The disappearing Greenland Ice Sheet continues to thin along its edges, and could soon open up in the north, according to the latest results of satellite and aerial studies presented here today at the annual meeting of the American Geophysical Union.
The broad view is that the entire Greenland ice sheet
is thinning, and has done so for 20 years, researchers reported at the
meeting. But regionally, Greenland presents a more complicated story.
Portions of the giant ice cap, one of the biggest blocks of ice on
Earth, are melting faster than others, but a few places also seem to be
getting thicker, scientists said.
Greenland is now losing about 22 gigatons (22 cubic kilometers) of ice a
year, said Beata Csatho, a professor at the University of Buffalo in
New York. All of that melting ice adds to rising global sea levels, and
future melting is expected to further contribute to that rise.

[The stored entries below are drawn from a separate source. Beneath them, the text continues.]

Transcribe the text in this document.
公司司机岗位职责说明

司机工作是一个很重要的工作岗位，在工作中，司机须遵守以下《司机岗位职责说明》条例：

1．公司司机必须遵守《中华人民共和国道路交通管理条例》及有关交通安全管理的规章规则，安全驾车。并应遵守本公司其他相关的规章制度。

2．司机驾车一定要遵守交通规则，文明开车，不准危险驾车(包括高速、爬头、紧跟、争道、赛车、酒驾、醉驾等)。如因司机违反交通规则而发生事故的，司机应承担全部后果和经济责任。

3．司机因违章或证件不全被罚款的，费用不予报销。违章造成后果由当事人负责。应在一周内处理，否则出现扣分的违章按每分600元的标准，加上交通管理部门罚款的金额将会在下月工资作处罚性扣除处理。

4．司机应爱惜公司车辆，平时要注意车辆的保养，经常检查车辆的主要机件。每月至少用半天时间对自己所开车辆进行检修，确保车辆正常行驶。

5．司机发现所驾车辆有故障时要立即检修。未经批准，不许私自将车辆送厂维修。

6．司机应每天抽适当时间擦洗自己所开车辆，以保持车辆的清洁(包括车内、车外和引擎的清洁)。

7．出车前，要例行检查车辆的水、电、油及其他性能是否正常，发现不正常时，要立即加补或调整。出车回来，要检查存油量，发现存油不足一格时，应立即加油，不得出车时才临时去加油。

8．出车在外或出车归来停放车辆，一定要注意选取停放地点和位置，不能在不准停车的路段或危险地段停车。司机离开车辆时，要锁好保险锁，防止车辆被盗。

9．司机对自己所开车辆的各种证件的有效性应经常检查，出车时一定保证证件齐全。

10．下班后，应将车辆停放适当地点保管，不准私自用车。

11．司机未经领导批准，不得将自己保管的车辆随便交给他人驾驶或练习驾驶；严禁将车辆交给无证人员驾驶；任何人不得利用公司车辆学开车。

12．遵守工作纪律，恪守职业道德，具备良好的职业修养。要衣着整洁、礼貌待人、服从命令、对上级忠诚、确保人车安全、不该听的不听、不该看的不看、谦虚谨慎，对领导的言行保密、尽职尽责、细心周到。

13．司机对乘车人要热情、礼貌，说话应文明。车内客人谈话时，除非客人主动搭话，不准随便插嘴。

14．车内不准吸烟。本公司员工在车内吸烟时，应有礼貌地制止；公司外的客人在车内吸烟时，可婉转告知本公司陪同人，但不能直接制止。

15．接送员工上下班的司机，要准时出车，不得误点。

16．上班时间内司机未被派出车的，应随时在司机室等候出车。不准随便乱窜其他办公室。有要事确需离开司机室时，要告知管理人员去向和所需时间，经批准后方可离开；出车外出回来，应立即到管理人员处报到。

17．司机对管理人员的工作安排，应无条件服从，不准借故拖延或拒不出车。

The north of the ice sheet in particular presents a possible future
hazard should rapid thinning there continue. The northeast edge is
thinning rapidly, with potential for opening up the rest of the northern
portion of the ice to melt, Csatho said. The ice sheet could start
flowing like a river out to the north if the edges thin rapidly enough.
The southeast part of the ice sheet is also melting at increasing
rates, Csatho reported. The data comes from satellites and NASA's
IceBridge campaign, which flies planes laden with instruments over both
the Arctic and Antarctic to fill a gap between the retirement of one
ice-monitoring satellite and the launch of another. (Dazzling Images from NASA's IceBridge)
While the southwest's famous Jakobshavn glacier
seems stable, researchers at the University of Texas at Dallas found
the Jakobshavn was rapidly thinning. The elevation change was 0.17
inches (4.34 millimeters) a year at the outlet glacier from IceBridge
data, which covers the past four years, said doctoral student Wenlu Qi.
Laser altimetry data indicates that the entire ice sheet continues to
thin even though snowfall over Greenland increased after the year 2000,
said Bill Krabill, principal investigator for NASA's Airborne
Topographic Mapper and a scientist at NASA's Wallops Flight Facility in
Wallops Island, Va.
"It's a consistent story. There are a few areas of thickening that are
taking place, but anytime you get to the edge of Greenland, you are
seeing thinning," he said.
Krabill, who works with NASA's IceBridge campaign,
said the space agency just agreed to "re-wing" or replace the wings on
the sturdy P-3 aircraft that flies for IceBridge. The IceBridge mission
will "keep on to an extent" after the launch of ICESAT-2 for specific
data collection and ICESat-2 data validation, NASA told OurAmazingPlanet
in a tweet.Themodified P-3 flies daily missions through mid-May out of
Thule and Kangerlussuaq, Greenland to measure sea and land ice.